Plants form an essential part of the water and pond ecosystem in the garden, both aesthetically and practically. Discussing pond margin plants and bog plants, this article explores all you need to know to create the perfect setting.
Some bog plants cannot withstand totally waterlogged soil and need a certain amount of oxygen around the roots while others can be planted up in pots or containers and plunged into ponds, provided that they are stabilised at the recommended depth. This can be achieved by standing them on a platform of bricks or concrete blocks.
Both of these groups perform the all-important function of softening or breaking the line of the edge of the pond and integrating the water surface with the garden beyond.
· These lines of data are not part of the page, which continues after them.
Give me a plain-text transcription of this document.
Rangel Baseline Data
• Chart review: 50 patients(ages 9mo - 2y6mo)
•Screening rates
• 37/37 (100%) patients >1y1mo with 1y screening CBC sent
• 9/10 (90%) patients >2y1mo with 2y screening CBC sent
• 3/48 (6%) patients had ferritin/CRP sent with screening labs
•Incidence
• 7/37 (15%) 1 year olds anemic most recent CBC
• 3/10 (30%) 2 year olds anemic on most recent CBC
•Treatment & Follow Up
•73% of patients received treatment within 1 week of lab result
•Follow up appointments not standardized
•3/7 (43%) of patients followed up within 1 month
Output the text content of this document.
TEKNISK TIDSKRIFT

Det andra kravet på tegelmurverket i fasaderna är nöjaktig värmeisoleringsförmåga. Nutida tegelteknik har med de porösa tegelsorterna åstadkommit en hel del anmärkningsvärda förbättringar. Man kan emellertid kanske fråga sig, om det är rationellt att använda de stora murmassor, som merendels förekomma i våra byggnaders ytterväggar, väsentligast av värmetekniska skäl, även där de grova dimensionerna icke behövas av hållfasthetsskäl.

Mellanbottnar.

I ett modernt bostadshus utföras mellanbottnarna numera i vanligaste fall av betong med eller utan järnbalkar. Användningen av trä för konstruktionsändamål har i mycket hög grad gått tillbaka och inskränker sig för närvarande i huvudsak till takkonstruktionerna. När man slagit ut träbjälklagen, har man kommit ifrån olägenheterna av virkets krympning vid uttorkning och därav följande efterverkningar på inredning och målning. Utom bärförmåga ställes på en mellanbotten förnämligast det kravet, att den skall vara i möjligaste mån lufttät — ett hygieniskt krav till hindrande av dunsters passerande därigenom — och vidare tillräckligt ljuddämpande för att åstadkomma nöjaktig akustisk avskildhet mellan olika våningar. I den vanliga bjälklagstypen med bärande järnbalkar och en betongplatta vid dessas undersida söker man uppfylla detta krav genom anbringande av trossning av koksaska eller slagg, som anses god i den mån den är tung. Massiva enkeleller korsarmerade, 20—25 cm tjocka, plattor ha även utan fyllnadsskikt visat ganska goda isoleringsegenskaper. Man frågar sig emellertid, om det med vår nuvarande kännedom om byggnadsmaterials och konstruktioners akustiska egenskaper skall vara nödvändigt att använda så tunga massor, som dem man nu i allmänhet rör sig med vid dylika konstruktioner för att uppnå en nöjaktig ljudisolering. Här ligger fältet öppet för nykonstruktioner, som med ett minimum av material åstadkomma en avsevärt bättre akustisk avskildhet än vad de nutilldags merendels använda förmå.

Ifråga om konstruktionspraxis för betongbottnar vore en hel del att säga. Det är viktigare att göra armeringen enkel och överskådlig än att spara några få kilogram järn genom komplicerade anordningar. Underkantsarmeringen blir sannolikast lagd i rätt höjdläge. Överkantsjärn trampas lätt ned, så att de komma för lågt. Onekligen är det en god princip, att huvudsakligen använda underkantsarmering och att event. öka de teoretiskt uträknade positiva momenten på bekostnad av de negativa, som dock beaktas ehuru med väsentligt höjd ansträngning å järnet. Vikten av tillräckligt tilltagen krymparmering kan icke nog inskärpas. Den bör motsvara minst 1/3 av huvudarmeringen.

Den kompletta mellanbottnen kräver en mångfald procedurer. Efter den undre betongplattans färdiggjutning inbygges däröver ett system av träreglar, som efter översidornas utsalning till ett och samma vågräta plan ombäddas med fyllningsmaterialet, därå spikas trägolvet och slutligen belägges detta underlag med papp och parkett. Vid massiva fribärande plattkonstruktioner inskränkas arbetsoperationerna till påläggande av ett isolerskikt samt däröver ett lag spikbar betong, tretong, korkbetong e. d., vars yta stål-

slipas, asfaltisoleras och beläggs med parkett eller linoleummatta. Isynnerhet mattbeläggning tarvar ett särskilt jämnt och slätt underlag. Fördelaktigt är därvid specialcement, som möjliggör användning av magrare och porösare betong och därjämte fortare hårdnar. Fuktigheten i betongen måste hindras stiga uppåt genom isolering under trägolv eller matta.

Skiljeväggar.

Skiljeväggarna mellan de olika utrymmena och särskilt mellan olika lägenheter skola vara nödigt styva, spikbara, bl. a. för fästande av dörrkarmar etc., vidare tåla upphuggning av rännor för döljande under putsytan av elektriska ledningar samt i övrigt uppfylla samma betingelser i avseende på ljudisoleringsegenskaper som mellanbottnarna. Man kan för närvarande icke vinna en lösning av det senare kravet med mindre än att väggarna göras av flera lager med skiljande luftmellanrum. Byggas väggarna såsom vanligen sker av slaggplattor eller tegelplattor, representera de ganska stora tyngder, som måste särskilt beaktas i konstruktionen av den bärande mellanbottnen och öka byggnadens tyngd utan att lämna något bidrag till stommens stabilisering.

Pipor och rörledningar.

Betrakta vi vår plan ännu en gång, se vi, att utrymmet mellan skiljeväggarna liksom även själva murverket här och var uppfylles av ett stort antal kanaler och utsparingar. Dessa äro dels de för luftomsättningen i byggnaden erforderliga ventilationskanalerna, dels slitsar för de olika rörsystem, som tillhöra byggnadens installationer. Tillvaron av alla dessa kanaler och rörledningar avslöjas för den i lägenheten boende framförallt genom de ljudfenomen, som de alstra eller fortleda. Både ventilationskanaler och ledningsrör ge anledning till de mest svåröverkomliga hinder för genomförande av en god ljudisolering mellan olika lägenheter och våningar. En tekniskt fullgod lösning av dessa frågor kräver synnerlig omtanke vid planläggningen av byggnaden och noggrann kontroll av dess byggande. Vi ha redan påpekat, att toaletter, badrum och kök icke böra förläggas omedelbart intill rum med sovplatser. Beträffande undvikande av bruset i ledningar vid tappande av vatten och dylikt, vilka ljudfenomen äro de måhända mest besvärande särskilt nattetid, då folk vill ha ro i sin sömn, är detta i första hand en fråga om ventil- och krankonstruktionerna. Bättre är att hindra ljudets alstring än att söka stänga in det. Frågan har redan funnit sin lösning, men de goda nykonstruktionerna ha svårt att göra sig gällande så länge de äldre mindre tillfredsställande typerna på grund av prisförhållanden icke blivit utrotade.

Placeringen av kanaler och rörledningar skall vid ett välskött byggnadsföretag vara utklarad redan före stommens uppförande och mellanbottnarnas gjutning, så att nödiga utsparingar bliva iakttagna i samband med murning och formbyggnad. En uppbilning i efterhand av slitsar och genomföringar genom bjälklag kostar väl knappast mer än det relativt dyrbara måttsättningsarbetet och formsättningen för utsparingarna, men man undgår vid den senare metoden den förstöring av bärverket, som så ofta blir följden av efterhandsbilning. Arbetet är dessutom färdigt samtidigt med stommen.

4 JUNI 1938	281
Their tranquil, serene reflections in the pond, especially when in bloom, enhance the reflective properties of the water.
Acorus gramineus (Japanese rush)
A grass-like member of the Arum lily family with variegated or golden leaves varying in height from 10cm to 40cm, depending on the variety. They are excellent pond margin plants, grown primarily for their attractive foliage; flowers are produced amongst the foliage and are seldom seen. Evergreen and cold tolerant, Acorus grows easily virtually throughout the country, and is suitable for plunge-pot culture.
Astilbe x hybrids
A clump forming perennials. Their fine, almost fern-like foliage goes completely dormant in winter, with new leaves emerging in spring followed by flower spikes bearing plumes of tiny flowers in shades of red, pink, mauve or white. Astilbe prefers rich, damp soils and semi-shaded growing conditions and does best in cool, temperate climates with high rainfall.
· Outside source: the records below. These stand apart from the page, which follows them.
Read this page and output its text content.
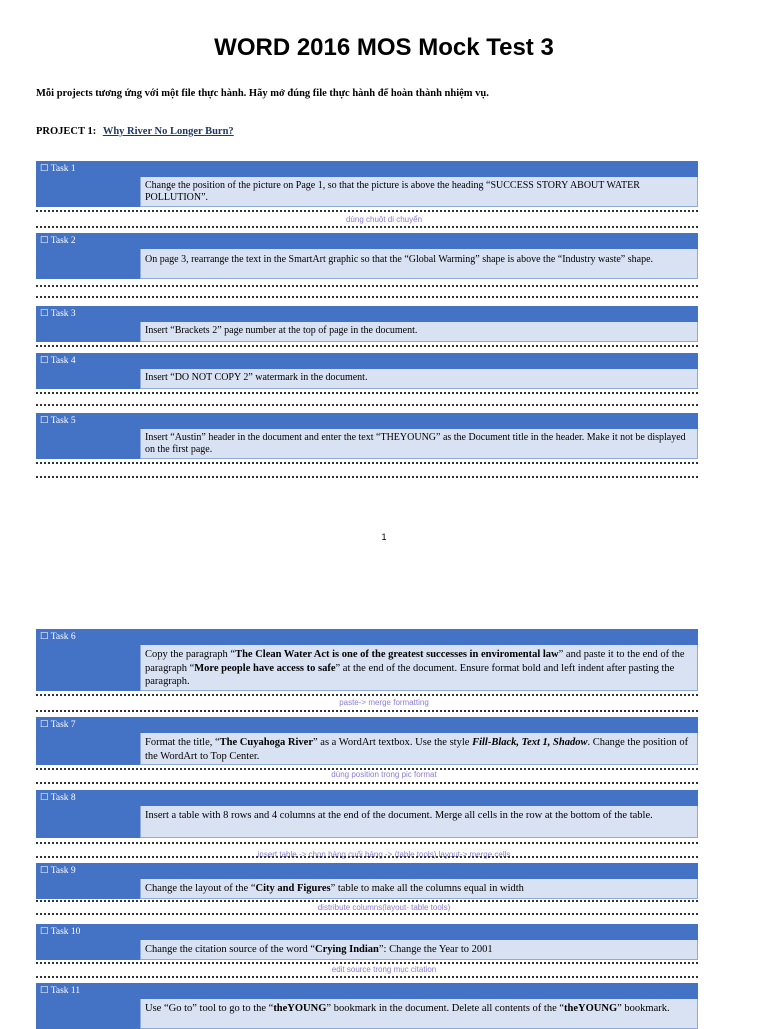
WORD 2016 MOS Mock Test 3

Mỗi projects tương ứng với một file thực hành. Hãy mở đúng file thực hành để hoàn thành nhiệm vụ.

PROJECT 1: Why River No Longer Burn?
☐ Task 1
Change the position of the picture on Page 1, so that the picture is above the heading “SUCCESS STORY ABOUT WATER POLLUTION”.
dùng chuột di chuyển
☐ Task 2
On page 3, rearrange the text in the SmartArt graphic so that the “Global Warming” shape is above the “Industry waste” shape.
☐ Task 3
Insert “Brackets 2” page number at the top of page in the document.
☐ Task 4
Insert “DO NOT COPY 2” watermark in the document.
☐ Task 5
Insert “Austin” header in the document and enter the text “THEYOUNG” as the Document title in the header. Make it not be displayed on the first page.
1
☐ Task 6
Copy the paragraph “The Clean Water Act is one of the greatest successes in enviromental law” and paste it to the end of the paragraph “More people have access to safe” at the end of the document. Ensure format bold and left indent after pasting the paragraph.
paste-> merge formatting
☐ Task 7
Format the title, “The Cuyahoga River” as a WordArt textbox. Use the style Fill-Black, Text 1, Shadow. Change the position of the WordArt to Top Center.
dùng position trong pic format
☐ Task 8
Insert a table with 8 rows and 4 columns at the end of the document. Merge all cells in the row at the bottom of the table.
insert table -> chọn hàng cuối bảng -> (table tools) layout-> merge cells
☐ Task 9
Change the layout of the “City and Figures” table to make all the columns equal in width
distribute columns(layout- table tools)
☐ Task 10
Change the citation source of the word “Crying Indian”: Change the Year to 2001
edit source trong mục citation
☐ Task 11
Use “Go to” tool to go to the “theYOUNG” bookmark in the document. Delete all contents of the “theYOUNG” bookmark.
Chondropetalum tectorum (Thatching reed)
A popular member of the restio family originating from the Cape Province. It is a handsome plant that thrives in shallow water and grows in large clumps of up to 1,5 metres. Its slender, dark green, tubular stems are tipped with tufts of brown flowers in autumn. Suitable for plunge-pot culture, it is cold hardy, enduring and easy to grow in most parts of South Africa.
Cyperus prolifer (Dwarf papyrus)
A swamp plant found growing naturally in the coastal regions of Southern Africa. Upright stems up to a metre tall emerge from rhizomes and are topped with a tuft of fine modified leaves called sheaths. It forms large clumps and grows in water or damp soil. It is frost sensitive and is also suitable for plunge-pot culture.
A truly magnificent plant, originating from South America. It’s huge rhubarb-like leaves that grow up to 2m long, baring long, stout, prickly stems that emerge from a central crown in spring. When fully mature, Gunnera forms an awesome sight during the summer months. The clumps become extremely large, so when planting one, ensure that there is sufficient space in which it can grow and develop. Only growing in cooler regions, it does best in semi-shaded, woodland conditions on the edge of ponds or streams, in soil that remains constantly moist and damp.
Hosta x hybrids (Plantain lily)
Clump forming, deciduous perennials that are grown for their bold, colourful foliage. New leaves emerge in early spring and colours vary from green to blue-grey with numerous variegated forms, such as green with white, cream or gold. Hostas prefer the rich damp soil of bog conditions, but definitely not waterlogged soils, and do best in the cool, shaded parts of a garden in temperate climates. Tall flower spikes of white or lilac flowers emerge above the leaves in summer.
Iris Louisiana hybrids
Garden hybrids of an iris that originates from the swamps of Louisiana. They adapt well to both water and dry land conditions, needing soil rich in humus and full sun or dappled shade, and form clumps up to a meter tall. Many die down in winter but emerge early in spring to put on a spectacular display in a wide array of colours. They are suitable for plunge-pot culture.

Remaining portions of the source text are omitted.